15.11.2023 | 04:39 min

Union wartet erst einmal ab

Fast schon erstaunlich verhalten ist der Triumph bei der Union. Immerhin waren sie es, die die Ampel in Karlsruhe verklagt haben. Es hat ein bisschen was vom Zuschauen in einer Arena: Abwarten, ob die Ampel sich selbst erledigt oder ob man nachhelfen muss. "Das ist das Ende aller Schattenhaushalte", sagt CDU-Fraktionschef Friedrich Merz.
Jetzt müsse die Bundesregierung einen neuen Haushalt vorlegen. Sollte er wieder fehlerhaft sein, wolle man wieder klagen. Die Bundesregierung müsse jetzt "ihre Prioritäten grundlegen neu ordnen", fordert Merz.
Und weiter? Ob die Union auf ein Zerbröseln der Ampel und Neuwahlen hofft? Merz bleibt da recht ruhig: "Wir werden die Frage beantworten, wenn sie sich stellt", sagt er.

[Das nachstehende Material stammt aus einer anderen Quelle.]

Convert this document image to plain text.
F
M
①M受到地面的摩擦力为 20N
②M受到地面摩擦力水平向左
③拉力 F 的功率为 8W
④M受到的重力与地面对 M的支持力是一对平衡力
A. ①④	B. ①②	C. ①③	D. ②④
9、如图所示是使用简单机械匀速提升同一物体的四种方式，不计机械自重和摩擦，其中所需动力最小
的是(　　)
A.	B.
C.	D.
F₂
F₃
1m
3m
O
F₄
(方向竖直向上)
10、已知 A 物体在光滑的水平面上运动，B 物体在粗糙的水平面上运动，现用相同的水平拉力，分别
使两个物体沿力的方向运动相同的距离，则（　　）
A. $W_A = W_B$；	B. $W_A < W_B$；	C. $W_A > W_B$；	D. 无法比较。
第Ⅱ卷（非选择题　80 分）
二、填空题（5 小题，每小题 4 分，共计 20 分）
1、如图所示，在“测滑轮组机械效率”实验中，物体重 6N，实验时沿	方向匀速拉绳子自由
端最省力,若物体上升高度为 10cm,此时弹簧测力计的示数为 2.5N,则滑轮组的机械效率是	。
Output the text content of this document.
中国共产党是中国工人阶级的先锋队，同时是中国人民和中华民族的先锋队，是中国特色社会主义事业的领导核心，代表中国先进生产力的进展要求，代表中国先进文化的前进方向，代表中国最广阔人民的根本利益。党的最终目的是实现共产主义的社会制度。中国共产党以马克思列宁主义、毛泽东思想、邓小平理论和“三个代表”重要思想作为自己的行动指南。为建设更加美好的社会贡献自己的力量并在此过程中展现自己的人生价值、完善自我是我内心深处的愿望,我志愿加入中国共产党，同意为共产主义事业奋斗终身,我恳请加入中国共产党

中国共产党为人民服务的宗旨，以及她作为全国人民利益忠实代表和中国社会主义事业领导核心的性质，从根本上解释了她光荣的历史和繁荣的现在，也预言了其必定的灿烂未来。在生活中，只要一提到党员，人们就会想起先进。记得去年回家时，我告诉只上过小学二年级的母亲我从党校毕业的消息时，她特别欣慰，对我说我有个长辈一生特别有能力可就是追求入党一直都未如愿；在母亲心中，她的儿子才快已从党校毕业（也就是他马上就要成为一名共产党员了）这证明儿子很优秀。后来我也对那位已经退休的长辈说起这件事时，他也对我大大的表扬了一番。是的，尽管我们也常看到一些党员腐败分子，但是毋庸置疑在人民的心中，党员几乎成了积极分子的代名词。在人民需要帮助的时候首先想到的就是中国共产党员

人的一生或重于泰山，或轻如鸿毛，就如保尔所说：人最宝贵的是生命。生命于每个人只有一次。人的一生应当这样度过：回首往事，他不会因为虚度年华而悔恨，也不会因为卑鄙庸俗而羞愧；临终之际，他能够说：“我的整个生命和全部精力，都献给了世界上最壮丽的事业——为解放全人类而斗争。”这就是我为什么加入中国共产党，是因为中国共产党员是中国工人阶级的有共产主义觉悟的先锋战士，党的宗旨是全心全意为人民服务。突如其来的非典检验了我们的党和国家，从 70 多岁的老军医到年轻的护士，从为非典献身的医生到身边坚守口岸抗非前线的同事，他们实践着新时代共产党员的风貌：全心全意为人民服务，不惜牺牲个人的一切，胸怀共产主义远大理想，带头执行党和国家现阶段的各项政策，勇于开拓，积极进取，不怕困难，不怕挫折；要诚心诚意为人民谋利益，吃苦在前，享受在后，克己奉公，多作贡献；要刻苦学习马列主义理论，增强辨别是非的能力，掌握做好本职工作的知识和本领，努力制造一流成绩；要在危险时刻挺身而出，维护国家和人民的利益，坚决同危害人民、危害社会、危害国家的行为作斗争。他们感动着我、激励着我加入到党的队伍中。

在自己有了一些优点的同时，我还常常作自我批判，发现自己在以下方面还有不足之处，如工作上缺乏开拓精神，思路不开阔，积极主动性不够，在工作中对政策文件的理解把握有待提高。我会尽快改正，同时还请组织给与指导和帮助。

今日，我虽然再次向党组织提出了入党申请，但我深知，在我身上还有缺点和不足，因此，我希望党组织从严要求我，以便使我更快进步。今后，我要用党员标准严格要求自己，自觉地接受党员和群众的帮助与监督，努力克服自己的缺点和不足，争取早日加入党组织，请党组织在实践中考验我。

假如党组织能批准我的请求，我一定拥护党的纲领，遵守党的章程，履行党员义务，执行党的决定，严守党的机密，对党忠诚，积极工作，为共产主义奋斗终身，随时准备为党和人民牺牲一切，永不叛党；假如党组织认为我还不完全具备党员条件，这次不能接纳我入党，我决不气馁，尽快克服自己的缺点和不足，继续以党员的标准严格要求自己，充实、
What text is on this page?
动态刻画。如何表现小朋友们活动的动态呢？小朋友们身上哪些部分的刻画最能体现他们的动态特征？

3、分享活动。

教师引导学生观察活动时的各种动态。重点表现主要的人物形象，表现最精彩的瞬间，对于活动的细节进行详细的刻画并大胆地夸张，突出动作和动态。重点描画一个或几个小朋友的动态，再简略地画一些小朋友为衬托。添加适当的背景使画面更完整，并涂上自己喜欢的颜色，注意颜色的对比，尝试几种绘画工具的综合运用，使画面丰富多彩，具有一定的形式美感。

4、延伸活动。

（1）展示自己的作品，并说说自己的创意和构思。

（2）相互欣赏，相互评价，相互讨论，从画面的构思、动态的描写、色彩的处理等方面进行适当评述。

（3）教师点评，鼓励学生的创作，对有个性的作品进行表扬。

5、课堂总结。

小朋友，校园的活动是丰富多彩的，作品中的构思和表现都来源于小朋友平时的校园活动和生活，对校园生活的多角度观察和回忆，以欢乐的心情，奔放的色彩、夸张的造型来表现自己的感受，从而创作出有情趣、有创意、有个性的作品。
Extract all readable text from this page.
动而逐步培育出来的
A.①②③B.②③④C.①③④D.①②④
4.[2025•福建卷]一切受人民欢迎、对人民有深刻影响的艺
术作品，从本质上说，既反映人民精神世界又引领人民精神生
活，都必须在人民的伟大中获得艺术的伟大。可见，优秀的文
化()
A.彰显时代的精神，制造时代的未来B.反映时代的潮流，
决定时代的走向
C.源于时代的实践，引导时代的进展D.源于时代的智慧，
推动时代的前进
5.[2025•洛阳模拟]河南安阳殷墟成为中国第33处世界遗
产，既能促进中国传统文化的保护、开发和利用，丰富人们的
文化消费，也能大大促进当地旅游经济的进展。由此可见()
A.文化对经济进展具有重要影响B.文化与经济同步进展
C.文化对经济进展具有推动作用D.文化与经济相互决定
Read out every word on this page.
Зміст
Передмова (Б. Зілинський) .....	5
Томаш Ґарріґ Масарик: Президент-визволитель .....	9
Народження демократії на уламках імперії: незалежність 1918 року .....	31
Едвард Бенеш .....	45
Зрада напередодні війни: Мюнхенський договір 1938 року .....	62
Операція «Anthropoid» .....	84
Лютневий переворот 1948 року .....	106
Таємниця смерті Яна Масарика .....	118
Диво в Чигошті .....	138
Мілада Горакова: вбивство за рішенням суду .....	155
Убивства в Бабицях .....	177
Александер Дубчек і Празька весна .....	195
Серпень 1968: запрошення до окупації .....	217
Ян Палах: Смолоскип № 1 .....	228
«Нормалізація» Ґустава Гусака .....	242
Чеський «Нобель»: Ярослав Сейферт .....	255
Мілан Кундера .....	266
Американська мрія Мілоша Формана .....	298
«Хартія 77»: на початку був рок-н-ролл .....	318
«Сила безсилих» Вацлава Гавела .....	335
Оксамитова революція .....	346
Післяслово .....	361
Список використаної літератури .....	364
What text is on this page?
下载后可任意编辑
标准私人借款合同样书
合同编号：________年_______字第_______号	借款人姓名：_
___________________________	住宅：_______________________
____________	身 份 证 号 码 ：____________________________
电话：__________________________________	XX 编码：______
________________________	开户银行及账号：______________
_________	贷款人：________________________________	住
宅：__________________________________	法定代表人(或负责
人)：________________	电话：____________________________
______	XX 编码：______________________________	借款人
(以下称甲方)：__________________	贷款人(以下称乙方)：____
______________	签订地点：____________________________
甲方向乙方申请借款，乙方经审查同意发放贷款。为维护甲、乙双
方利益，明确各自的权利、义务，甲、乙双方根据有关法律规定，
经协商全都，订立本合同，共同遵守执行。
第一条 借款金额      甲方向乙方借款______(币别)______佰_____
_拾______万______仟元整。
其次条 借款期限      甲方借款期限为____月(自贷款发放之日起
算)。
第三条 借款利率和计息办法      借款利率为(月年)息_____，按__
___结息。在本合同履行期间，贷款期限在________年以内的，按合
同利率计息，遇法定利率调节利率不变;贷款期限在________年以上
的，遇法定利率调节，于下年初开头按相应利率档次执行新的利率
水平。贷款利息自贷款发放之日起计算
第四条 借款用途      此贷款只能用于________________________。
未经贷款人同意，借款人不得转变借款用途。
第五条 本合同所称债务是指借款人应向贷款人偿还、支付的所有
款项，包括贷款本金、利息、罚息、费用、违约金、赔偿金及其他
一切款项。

Die große Abrechnung der Opposition bleibt aus

Vermutlich hat die Zurückhaltung auch Gründe. Denn dass das Karlsruher Urteil nicht nur Auswirkungen auf den Bund, sondern auch auf die Länder hat, betonen alle. Und da steht vielfach die Union in Regierungsverantwortung. FDP-Fraktionschef Dürr nimmt sich die Zeit, vor der Sitzung das der Union vorzuhalten: In CDU-geführten Berlin plane man ein Sondervermögen fürs Klima, im CDU-geführten Hessen sei einer gerichtlich gekippt worden und im CDU-geführten Schleswig-Holstein würden noch Kredite aus Corona-Zeiten ausgegeben.
Ob jedes Detail stimmt, ist an diesem Mittwoch so wichtig nicht. Am Ende der Regierungsbefragung sieht Scholz eher zufrieden aus. Die meisten Fragen hat er zu anderen Themen bekommen, die große Abrechnung durch die Opposition ist zumindest heute ausgeblieben. Am Ende lacht er fast schon "schlumpfig", spricht noch mal kurz mit seinem Kanzleramtsminister Schmidt - und dann nichts wie raus aus dem Bundestag.
Ruhe ist ohnehin meistens trügerisch.